Depending on the level of security, the server may need the client to be authenticated, but the server is always verified. When a client connects to the server on a secure connection, it also sends a list of ciphers and hash functions. The server will choose the strongest available cipher and hash function and sends the decision back to the client. The server will usually then sends a digital certificate to confirm its identity. The client can choose to verify this by asking the trusted certificate authority (CA). Assuming the validation returns true, the client sends an encrypted message to the server using the server’s public keys. Since only the server can decipher the message with its private key, both parties can now generate a new key based on the previous encrypted message. This way, the server and the client shares a common key for encrypting and decrypting messages. If the security requires the client to also be authenticated, an extra phrase will occur. This is a repetition of the certificate verifying but using the client’s certificate. Once the server has confirmed the identity of the client, a new key is generated based on a shared message. All other messages are then encrypted and decrypted using this key.
This type of security is entirely dependent on the owner of the service (on the server), who can choose to implement this technology or not. For example, a personal blog might not require such security but an e-commerce website do. Yet both are hosted on the same web server that has enabled TLS or SSL protocols. It is then up to the e-commerce company to design their website using the available technology. However, this can be easily compromised if the network or the server itself is vulnerable to attacks. Private data can then be retrieved or modified, or settings on TLS or SSL could be changed to make it no longer secure.
Conclusion
It is easily seen that no security measure is perfect in the sense it will prevent the system or network from all types of attacks. However, each mechanism still plays an important part in the overall security, as they protect the system or network from certain groups of attacks.
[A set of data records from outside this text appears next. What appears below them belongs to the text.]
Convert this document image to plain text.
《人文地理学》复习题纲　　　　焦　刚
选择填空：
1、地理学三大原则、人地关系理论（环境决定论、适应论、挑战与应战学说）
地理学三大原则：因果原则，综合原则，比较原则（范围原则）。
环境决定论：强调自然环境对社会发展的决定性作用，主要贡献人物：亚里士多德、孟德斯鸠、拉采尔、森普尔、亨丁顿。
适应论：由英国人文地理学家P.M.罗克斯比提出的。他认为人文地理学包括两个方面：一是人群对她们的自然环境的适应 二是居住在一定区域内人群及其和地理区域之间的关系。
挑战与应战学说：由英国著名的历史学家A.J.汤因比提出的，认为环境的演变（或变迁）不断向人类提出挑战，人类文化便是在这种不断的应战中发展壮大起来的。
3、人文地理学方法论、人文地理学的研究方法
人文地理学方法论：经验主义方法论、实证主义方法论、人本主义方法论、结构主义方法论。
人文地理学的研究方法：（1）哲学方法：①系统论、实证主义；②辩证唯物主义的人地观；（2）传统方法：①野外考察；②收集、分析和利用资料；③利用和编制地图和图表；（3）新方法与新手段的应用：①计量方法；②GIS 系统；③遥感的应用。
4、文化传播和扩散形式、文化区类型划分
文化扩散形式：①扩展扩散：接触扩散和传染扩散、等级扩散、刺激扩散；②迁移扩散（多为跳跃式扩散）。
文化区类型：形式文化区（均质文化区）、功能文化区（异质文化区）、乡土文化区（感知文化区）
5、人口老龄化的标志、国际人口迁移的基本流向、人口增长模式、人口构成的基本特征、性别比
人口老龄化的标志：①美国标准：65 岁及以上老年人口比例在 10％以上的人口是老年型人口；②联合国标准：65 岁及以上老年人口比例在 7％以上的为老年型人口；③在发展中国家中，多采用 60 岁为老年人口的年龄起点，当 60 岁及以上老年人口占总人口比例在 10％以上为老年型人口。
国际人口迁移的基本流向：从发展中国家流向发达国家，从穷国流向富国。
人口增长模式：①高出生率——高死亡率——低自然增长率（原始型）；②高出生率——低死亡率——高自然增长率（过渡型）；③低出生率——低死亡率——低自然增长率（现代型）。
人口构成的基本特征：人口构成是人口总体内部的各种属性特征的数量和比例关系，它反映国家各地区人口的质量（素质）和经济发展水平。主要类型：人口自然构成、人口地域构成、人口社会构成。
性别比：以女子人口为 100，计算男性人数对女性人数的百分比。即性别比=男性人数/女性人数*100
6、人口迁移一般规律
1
A secure connection using SSL or TLS can ensure messages being transferred around are kept confidential but it does not protect the system from being compromised. On the other hand, a router and a firewall can increase the security over the network, but they cannot guarantee the data within the network are legitimate. A combination of the two mechanisms can improve the overall security on the network, as it is now protected against attacks on data transfer and on the system itself. However, there remains a number of ways these components can be a risk to the system. The implementation, installation of the component could be faulty, or if the two components are not merged together in a suitable manner, security risks or loop holes can remain in the network. Therefore, the integration of these mechanisms plays the biggest role in ensuring the security level of the network. It is this design stage that is most vital to a network’s security and should be given the most attention by developers.
Bibliography
- Transport Layer Security - Wikipedia. Retrieved September 1st 2008, from http://en.wikipedia.org/wiki/Secure_Sockets_Layer
- Mookhey, K. Common Security Vulnerabilities in e-commerce Systems. Retrieved September 1st 2008 from http://www.securityfocus.com/infocus/1775
- Mallery, J. and Zann, J. and Kelly, P. and Noonan, W. and Seagren, E. and Love, P. and Kraft R. and O’Neill M. (2005) Hardening Network Security. McGraw-Hill/Osborne, California
- Merkow, M. and Breithaupt, J. (2000) the Complete Guide to Internet Security. AMACOM American Management Association, USA.